Small holder farmers worldwide face a number of challenges. They lack income diversity and are often dependent on the income derived from a single crop. They experience poor economic geography including small market size and large distances between internal and export markets. Their agricultural environment is degrading with poor soil quality, pests and crop disease all acting to reduce yields. Climate change brings extreme weather conditions of drought and flood and directly affects crop viability. Farming communities experience a lack of suitable infrastructure such as financial services, technology services, transport and processing facilities and are severely impacted by international commodity price volatility(1). The many and varied challenges they face result in a precarious existence that is vulnerable to environmental, political, and economic shocks.
Digital technologies are a hallmark of the Fourth Industrial Revolution (World Economic Forum 2021). They have transformed much of modern societies with lightening velocity and have created extraordinary wealth, concentrated in select parts of select countries. However, their low cost, quick delivery and universal access point of a smartphone also make them a great tool to address many of the challenges faced by the poor farmer.
Blockchains and the digital tokens that run on them have taken center stage for the attention of modern economies.
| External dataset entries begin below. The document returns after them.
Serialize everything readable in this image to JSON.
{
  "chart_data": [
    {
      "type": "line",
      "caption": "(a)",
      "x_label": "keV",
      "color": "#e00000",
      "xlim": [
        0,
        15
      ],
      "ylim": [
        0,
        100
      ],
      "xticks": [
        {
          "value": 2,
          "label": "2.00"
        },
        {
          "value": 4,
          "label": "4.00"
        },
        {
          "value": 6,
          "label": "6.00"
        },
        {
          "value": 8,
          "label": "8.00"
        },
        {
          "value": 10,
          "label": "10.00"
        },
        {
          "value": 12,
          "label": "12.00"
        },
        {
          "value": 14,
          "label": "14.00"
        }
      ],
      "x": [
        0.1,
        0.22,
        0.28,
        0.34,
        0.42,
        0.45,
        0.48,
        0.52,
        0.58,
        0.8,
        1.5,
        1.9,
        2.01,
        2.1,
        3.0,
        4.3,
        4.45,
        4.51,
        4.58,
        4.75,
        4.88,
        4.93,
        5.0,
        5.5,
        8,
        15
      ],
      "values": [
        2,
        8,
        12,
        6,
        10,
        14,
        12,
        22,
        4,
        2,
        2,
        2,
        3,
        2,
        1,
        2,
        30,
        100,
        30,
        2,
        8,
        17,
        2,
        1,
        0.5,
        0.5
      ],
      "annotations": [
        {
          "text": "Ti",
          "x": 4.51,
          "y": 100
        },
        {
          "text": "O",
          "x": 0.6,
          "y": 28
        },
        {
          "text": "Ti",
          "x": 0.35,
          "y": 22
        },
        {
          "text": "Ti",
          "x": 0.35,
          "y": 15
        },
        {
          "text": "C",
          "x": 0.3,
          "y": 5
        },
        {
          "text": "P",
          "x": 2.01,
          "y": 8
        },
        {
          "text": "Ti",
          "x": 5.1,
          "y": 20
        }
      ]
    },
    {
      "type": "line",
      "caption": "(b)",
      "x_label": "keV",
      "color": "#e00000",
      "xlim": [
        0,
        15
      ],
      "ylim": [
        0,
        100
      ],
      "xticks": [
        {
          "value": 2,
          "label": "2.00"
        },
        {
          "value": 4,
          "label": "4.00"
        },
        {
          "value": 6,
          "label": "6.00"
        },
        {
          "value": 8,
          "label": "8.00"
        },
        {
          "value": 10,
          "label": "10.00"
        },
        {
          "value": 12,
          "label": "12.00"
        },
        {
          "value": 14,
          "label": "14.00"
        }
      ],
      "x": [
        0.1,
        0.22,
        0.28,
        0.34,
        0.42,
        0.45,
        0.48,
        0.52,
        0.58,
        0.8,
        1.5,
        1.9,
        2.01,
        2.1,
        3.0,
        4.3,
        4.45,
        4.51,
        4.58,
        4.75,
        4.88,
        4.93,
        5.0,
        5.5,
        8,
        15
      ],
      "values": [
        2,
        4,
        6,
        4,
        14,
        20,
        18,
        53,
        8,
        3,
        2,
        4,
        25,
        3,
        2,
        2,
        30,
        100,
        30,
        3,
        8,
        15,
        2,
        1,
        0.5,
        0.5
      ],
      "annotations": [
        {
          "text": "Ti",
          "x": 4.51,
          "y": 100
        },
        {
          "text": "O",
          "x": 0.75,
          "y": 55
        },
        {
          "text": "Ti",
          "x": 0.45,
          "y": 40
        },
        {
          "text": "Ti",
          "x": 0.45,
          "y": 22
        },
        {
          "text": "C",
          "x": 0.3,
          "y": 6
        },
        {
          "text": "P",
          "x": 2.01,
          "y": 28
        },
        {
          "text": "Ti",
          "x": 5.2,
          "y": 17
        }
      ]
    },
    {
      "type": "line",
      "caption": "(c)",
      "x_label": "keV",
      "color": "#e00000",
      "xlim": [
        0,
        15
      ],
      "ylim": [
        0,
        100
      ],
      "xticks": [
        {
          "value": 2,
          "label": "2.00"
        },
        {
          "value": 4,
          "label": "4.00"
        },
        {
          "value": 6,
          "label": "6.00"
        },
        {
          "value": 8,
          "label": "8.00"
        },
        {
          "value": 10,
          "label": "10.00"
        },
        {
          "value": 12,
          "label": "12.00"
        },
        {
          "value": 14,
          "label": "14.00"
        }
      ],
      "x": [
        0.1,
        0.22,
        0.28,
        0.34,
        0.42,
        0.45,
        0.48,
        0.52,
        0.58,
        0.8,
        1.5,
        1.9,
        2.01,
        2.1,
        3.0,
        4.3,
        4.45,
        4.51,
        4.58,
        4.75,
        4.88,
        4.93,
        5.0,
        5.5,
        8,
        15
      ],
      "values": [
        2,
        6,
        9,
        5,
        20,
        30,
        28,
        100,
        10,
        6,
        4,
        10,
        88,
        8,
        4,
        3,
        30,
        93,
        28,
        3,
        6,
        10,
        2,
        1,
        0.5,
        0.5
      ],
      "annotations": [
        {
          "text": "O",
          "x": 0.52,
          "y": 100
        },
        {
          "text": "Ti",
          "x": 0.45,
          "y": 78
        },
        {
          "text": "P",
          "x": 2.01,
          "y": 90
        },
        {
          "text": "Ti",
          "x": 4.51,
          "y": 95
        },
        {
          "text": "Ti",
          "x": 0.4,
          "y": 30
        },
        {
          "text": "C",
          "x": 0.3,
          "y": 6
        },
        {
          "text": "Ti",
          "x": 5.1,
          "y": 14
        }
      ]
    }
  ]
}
Their unique characteristics of immutable record keeping, decentralized community structures, transparency and ability to engender trust among large communities have opened a portal to innovation, limited only by the imagination. Tokenization is the process of representing some “thing” as a digital token so that it can be easily valued, acquired, stored, traded, identified, tracked, located, etc. That “thing” might be a physical asset such as a farming crop, a service such as financial service, a carbon credit or even non-financial assets such as impact, natural capital and data. As you can see, it’s only limited by the imagination.
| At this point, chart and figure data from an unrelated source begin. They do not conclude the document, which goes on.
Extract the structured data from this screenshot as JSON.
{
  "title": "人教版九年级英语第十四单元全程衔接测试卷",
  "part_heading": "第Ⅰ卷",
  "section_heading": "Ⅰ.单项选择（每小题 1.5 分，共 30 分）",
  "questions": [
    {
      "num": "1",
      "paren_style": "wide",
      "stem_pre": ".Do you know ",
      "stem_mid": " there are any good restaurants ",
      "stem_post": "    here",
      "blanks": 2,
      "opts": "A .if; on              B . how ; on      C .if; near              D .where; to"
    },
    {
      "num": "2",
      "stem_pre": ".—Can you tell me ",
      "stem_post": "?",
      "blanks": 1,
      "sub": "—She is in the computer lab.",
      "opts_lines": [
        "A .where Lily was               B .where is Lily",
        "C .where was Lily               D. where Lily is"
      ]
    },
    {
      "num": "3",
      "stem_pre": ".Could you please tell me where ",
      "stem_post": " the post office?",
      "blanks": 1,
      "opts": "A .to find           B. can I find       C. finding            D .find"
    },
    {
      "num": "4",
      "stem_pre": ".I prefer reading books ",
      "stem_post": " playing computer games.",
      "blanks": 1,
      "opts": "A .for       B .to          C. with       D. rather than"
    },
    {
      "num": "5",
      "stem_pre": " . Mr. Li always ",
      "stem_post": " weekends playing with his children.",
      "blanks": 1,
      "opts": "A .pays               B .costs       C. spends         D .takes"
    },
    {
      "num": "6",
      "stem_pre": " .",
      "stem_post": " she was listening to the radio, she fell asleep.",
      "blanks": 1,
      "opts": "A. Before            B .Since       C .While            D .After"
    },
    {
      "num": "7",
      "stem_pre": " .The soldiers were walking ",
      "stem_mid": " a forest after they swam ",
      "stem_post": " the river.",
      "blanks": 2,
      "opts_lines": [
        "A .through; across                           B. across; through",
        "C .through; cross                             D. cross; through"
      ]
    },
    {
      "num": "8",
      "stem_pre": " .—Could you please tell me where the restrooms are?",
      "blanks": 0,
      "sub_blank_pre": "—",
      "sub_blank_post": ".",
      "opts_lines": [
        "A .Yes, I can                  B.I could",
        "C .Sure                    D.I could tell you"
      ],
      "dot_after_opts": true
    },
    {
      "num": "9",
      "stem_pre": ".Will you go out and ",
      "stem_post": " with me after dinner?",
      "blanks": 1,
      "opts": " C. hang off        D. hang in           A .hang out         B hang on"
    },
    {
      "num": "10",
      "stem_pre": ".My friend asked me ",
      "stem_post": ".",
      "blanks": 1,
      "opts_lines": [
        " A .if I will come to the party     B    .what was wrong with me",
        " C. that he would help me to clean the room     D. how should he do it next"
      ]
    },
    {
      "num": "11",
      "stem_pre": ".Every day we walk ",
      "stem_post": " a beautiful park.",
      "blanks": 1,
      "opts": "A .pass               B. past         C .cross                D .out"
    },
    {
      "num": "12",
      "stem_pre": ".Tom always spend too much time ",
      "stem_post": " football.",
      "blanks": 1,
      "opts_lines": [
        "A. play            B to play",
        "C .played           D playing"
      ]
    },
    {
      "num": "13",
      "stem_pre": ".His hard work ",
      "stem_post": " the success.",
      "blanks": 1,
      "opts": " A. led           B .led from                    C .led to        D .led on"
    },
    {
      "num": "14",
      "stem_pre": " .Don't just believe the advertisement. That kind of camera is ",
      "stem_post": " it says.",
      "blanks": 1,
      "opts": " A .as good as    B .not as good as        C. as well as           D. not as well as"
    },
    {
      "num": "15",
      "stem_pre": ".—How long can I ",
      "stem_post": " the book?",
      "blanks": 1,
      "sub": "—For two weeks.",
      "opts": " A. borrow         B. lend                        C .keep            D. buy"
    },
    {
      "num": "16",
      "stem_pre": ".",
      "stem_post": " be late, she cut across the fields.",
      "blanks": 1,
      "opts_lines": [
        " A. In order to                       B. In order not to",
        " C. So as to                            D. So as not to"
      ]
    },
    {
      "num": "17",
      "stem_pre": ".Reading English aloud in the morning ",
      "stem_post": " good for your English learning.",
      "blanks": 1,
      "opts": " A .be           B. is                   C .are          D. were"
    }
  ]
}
In the context of the small holder farmer, a digital token represents inclusion. Inclusion into the markets that power modern economies and that are essential if farming communities are to break the repressive cycles of precarity. Consider a situation where a digital token is accepted and trusted within a farming community. Members of the community are happy to trade the digital token and the value of a token is understood and agreed. It can be accepted by the farmer when selling their crop to the local producer organization or to purchase medicines at a pharmacy or pay for their children’s school fees.
As token transactions are recorded on the blockchain, the farmer’s financial activity can be used to justify a microloan for buying higher grade seeds or hiring farming machinery. More transactions builds a stronger history and the farmer now becomes a prospective client for farm insurance to protect against the threats of drought, floods, pests and disease. Digital tokens can be stored and secured in a digital wallet which represents a means of savings and keeps cash out of the household where it can be easily spent. The wallet and token balance allows farmers to transact on digital markets that they were once isolated from. They can access markets in the next geographic region where vendor competition is higher making seed prices lower than their local physical markets and where a greater number of farming products and services are available. Through this increased economic activity, the farmer improves their income, broadens their options and reduces some of their risks.
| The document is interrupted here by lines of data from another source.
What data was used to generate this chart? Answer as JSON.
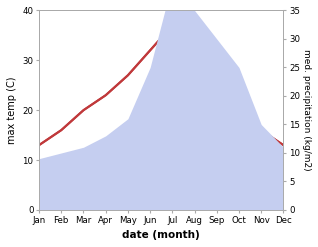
{
  "months": [
    "Jan",
    "Feb",
    "Mar",
    "Apr",
    "May",
    "Jun",
    "Jul",
    "Aug",
    "Sep",
    "Oct",
    "Nov",
    "Dec"
  ],
  "temperature": [
    13,
    16,
    20,
    23,
    27,
    32,
    37,
    37,
    31,
    24,
    16,
    13
  ],
  "precipitation": [
    9,
    10,
    11,
    13,
    16,
    25,
    40,
    35,
    30,
    25,
    15,
    11
  ],
  "temp_color": "#c0393b",
  "precip_fill_color": "#c5cef0",
  "xlabel": "date (month)",
  "ylabel_left": "max temp (C)",
  "ylabel_right": "med. precipitation (kg/m2)",
  "ylim_left": [
    0,
    40
  ],
  "ylim_right": [
    0,
    35
  ],
  "yticks_left": [
    0,
    10,
    20,
    30,
    40
  ],
  "yticks_right": [
    0,
    5,
    10,
    15,
    20,
    25,
    30,
    35
  ],
  "grid_color": "#cccccc"
}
The benefits of digital tokens to power a local farming community are strong but they can also be used to transfer value over larger scales. Global remittances are estimated to reach $930 Billion in 2026 with fees for some Sub Saharan countries past 20%. Digital tokens are finding a place here to dramatically cut fees, reduce transfer times to almost zero and to allow direct transfers to individuals instead to through banks and institutions. In these situations, where a digital token spans economic regions, its value is stabilized and it provides a hedge against inflation in countries where the economy is more volatile. Governments have also found uses for tokens in distributing humanitarian aid quickly and easily and there are more than 80 national governments investigating the case to implement a central bank digital currency (CBDC) to sit alongside, or replace, the national sovereign currency.
The concept of tokenization is being explored for many use cases. The value of data is constantly being realized and farmer data is a valuable commodity to governments, development organizations, agri-business and farmers themselves. The value of this data can be accounted and a fair share passed back to the originator via a digital token. Impact tokens represent the positive social and environmental impact of specific activities and are in focus for impact investing organizations(2). Carbon credits can be tokenized and traded on decentralized exchanges (Dex’s) and thereby extending carbon markets to all regions of the globe. This notion opens the avenue for small holder farmers to add a carbon crop to their existing crop and diversity their income. There are challenges to overcome with the cost of measurement, but that is another blockchain story.
With only our imagination limiting the opportunities to tokenize and trade, all societies can share in the benefits of blockchain and digital tokens. Let’s hope small holder farmers can be included in those.